Friday, April 20, 2007

The Charm of A Great Biography

1916

It Leads the Reader Into Quaint and Delightful Byways

Reading biography will furnish you with a peculiar and rare form of entertainment, for besides the subject at hand biography legitimately treats of the foibles, the fashions and the peculiarities of the age with which it deals, says Youth's Companion.

History, although it may have its lighter moments, is essentially sober, but biography, although it is never merely farcical or satirical, may touch vividly open the lighter phases of life and take you, as it were, into quaint and delightful byways, through private parks and into remote and lovely fields.
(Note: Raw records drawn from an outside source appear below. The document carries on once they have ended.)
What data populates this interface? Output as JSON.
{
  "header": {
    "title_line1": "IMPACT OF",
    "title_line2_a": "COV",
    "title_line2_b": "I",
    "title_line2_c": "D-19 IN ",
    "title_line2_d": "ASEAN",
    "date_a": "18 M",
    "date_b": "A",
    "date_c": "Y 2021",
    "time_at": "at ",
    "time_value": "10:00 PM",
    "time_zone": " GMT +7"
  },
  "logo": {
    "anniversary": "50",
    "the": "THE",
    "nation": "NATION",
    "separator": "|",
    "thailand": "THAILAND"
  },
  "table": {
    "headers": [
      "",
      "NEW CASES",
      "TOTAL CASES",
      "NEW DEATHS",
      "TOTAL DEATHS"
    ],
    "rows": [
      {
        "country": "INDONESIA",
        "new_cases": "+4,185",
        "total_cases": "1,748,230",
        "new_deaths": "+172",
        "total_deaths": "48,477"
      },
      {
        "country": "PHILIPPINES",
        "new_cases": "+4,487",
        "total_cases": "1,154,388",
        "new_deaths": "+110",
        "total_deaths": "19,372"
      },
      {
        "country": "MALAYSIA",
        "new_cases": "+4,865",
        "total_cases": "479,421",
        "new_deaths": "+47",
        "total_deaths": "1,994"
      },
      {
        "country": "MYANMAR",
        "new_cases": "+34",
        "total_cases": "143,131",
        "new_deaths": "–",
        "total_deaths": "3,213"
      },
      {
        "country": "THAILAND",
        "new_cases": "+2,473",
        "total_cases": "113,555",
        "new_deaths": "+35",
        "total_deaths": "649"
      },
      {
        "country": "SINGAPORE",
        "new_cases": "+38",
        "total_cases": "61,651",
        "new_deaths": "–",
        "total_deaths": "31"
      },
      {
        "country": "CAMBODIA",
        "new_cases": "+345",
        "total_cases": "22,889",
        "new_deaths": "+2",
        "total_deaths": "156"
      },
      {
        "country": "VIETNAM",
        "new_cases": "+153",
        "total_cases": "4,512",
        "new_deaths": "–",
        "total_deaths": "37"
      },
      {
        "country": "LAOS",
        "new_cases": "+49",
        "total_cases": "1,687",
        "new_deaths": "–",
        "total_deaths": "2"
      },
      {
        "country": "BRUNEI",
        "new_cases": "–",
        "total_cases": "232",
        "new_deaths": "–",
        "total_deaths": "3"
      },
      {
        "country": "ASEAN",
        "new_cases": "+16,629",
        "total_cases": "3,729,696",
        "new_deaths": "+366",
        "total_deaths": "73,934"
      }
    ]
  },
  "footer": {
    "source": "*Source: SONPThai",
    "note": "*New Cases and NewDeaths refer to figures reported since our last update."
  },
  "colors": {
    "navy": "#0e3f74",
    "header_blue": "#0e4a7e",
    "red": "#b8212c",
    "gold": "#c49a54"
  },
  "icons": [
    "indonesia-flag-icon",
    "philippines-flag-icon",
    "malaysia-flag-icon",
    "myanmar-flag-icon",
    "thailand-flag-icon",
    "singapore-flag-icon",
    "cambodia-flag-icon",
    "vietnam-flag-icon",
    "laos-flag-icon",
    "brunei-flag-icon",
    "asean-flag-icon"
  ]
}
"Indeed," wrote Boswell in his introduction to his famous biography, "I cannot conceive a more perfect mode of writing any man's life than by not only relating the most important events of it in their order, but by interweaving what he privately wrote and said and thought, by which mankind are enabled, as it were, to see him live and to live o'er each scene with him as he actually advanced through the several stages of his life."

Biography, treated in that manner, must inevitably include much that is delightfully diverting. It will give you "the table talk of the great;" it will recount those fascinating little incidents and anecdotes that history so often regards as beneath its notice. It will afford far more than a running account of a life, "beginning with a pedigree and ending with a funeral."